Monday, February 7, 2011

Porto vs IV chemo?

Chemotherapy for breast cancer may be administered as fluids (infusions), like injections (additions of infusions) and in some cases, such as pills or tablets. If you are having chemotherapy infusions, you should contact your doctor if you should have a port implanted, or if it is possible to have intravenous infusion. So as you choose that is right for you?Reply:what is an intravenous infusion (IV)?
An intravenous infusion (IV) using a straight needle connected to a thin catheter tube. The nurse will insert the infusion needle directly into a vein (usually in your hand or arm) and connect the catheter bag that contains the saline and medications for treatment. Whenever you need a treatment or a blood draw, the nurse will need to repeat this insertion of the needle rollers. The needle will be securely taped to the skin, so it doesn't slip out during treatment.

What is an infusion port?
An infusion port uses a port (subcutaneous) under the skin was implanted-by a surgeon. The port is located in your arm or chest and is connected via a catheter soft and thin tube that passes through the vein all the way to your heart. This catheter protects your mood during treatment. The port is an entry point that the nurse infusion can find every time you come in for a treat, and can be used to draw blood and infusion of medicines. Chemotherapy nurse will use a special type of needle to the gateway and not chasing a good mood to use. The needle will be recorded in place to prevent moving during the infusion.

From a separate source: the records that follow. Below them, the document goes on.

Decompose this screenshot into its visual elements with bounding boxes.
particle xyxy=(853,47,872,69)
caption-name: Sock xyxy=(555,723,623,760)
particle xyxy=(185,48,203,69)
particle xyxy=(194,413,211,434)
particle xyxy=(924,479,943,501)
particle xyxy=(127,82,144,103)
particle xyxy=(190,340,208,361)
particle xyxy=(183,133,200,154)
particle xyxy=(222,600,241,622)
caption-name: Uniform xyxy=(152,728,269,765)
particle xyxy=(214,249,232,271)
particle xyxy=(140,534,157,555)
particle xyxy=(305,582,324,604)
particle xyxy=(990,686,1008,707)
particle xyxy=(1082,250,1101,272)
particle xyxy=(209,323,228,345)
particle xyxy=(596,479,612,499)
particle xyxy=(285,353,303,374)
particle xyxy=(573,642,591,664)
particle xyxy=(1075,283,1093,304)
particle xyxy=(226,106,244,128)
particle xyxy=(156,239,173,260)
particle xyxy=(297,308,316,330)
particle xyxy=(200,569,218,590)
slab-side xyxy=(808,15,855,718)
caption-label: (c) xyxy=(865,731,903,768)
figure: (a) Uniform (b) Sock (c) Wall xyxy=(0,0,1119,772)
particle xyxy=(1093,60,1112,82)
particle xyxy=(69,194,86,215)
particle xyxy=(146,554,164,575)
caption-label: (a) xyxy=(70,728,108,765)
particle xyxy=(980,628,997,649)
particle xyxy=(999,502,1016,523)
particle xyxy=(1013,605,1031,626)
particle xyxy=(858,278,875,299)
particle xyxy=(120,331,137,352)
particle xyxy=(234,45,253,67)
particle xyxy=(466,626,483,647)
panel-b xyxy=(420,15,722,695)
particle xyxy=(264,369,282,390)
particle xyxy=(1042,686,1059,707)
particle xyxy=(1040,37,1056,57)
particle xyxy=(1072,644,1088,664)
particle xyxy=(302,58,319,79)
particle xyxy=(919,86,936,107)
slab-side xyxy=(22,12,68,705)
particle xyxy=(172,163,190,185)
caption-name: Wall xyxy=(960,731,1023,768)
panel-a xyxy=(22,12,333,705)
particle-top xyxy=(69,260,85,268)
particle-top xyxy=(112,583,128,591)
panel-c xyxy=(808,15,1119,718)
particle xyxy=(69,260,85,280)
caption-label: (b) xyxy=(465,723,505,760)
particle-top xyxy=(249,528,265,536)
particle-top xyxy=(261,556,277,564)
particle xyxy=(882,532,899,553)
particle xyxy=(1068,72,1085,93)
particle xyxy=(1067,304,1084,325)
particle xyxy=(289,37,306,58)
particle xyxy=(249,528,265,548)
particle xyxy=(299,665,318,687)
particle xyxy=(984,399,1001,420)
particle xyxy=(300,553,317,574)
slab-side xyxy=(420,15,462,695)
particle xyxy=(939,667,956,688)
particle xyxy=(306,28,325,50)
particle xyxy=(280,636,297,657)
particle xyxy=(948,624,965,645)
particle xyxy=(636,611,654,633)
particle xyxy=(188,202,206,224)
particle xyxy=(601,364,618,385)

Here are some things to consider when comparing the doors and IVs for chemotherapy treatments:

Porta Pro
Nurses can always find the port, so no extra needle sticks to find a good vein. All medicines can be provided through the door (one stop shopping, less needles). Some drugs are indicated solely through ports. Drugs can be delivered slowly, reducing side effects. Port catheter protects your spirit. Blood transfusions and platelet count may be administered through a door more affordable. Ports can be washed with heparin, to prevent blood clots. Care for the needle injury is easy, just use a bandage and keep clean the door. Bath and swim as usual, special precautions are not necessary. Medicare and insurance will cover the costs.Port Cons/risks
A surgeon should implant and remove port (requires surgery). In rare cases, it can be punctured a vein wall during installation. It is possible, but rare, for a site to be infected. If a blood clot blocks a door, it must be cleaned out before it can be used again.IV Pro
No extra cost or surgery for a port. If you need four or fewer treatments, may be useless. IV. Cons/risks
Your veins will be protected during infusions. If a vein ruptures during treatment, the drug will lose in your tissues. You can feel the drugs moving through the vein during treatment. Arm or hand may need to be warmed up before you inserting needle. Needle wound must be kept clean and dry until it heals.


National Cancer Institute. Chemotherapy and you: support for people with cancer. How is chemotherapy given? Posted on: 06/29/2007.